Ferdinand—c'était, paraît-il, le nom de ce coq familier—descendit en voletant. Et moi, je gravissais l'escalier, ravi de cette entrée dans la maison de l'illustre psychologue. «C'est là évidemment un sage,» me disais-je, «un Spinoza moderne qui mène la vie que j'ai rêvé de mener autrefois.» Ce fut donc avec un mélange de vénération et de curiosité que je sonnai à la porte indiquée. Cette curiosité se changea en stupeur quand je constatai, au bruit du battant tiré, qu'une chaîne de sûreté le retenait à l'intérieur. Dans l'entre-bâillement, je via apparaître une figure de grenadier, la dure face moustachue d'une servante aux yeux perçants qui me demanda rudement ce que je voulais. Je lui nommai M. Sixte, et je lui tendis ma carte, qu'elle prit en bougonnant: «J'vas voir s'il est là ...» mais sans me faire entrer. Elle revint après deux minutes, puis, décadenassant sa chaîne, et devenue un peu moins rogue:

—«J'vas vous dire, monsieur, c'est que nous avons été volés une fois, par un quelqu'un qui avait demandé pour écrire un mot à Monsieur, et un quelqu'un nippé comme vous.... Alors, vous comprenez....»

Et elle m'introduisit dans un cabinet tapissé de livres, où se tenait assis à une méchante table un bonhomme en cheveux blancs, le chef coiffé d'une calotte noire, le torse pris dans une redingote râpée, les bras protégés par des manches de lustrine.
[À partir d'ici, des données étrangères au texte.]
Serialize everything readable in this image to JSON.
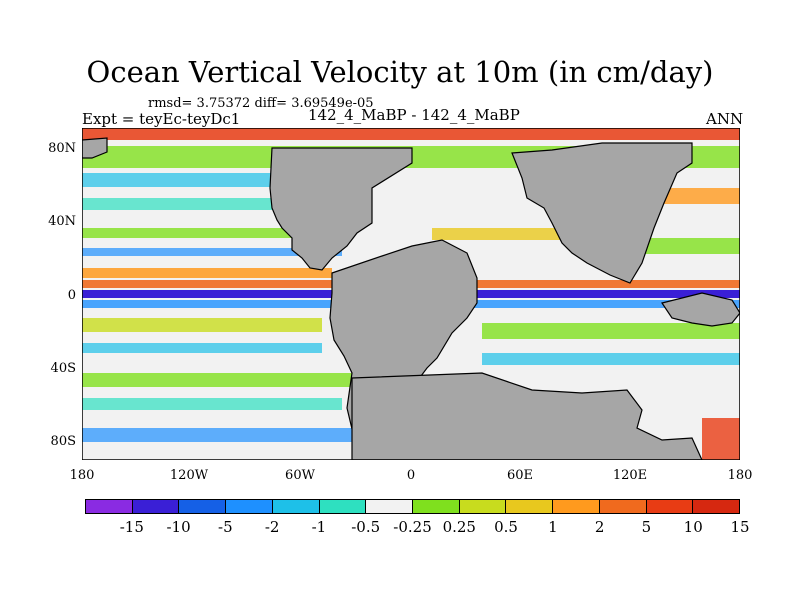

Les lunettes noires de ce personnage, sa face hâve, son air minable, lui donnaient un chétif aspect de pauvre employé qui m'étonna un peu. Je distinguai bien de son côté une certaine surprise à rencontrer l'écrivain d'analyse qu'il avait cité dans ses graves livres, si jeunet encore et vêtu d'un costume de gommeux. J'avais à la main, je m'en aperçus alors, une mince badine que Colette m'avait donnée pour ma fête, et qui se terminait, faut-il l'avouer? par un petit ivoire japonais représentant un singe en train de se gratter. Nous faisions, le Maître et moi, un contraste éminemment philosophique. Il était, lui, le Faust d'avant la Tentation et sans Marguerite, et moi, le Faust d'après toutes les marguerites,—un Faust, hélas! aussi effeuillé qu'elles. Derrière la fenêtre s'approfondissait un horizon d'arbres nus, avec la masse noire du cèdre du Jardin des Plantes. Le feu mourait dans la cheminée. Et nous échangions des compliments embarrassés. J'en vins au fait, et j'expliquai au professeur Sixte—comme l'appellent les revues allemandes: Herr Professor—que j'écrivais, moi aussi, un livre sur l'amour, mais sous forme humoristique, et que j'en étais à l'article des remèdes:

—«En connaissez-vous?» lui demandai-je.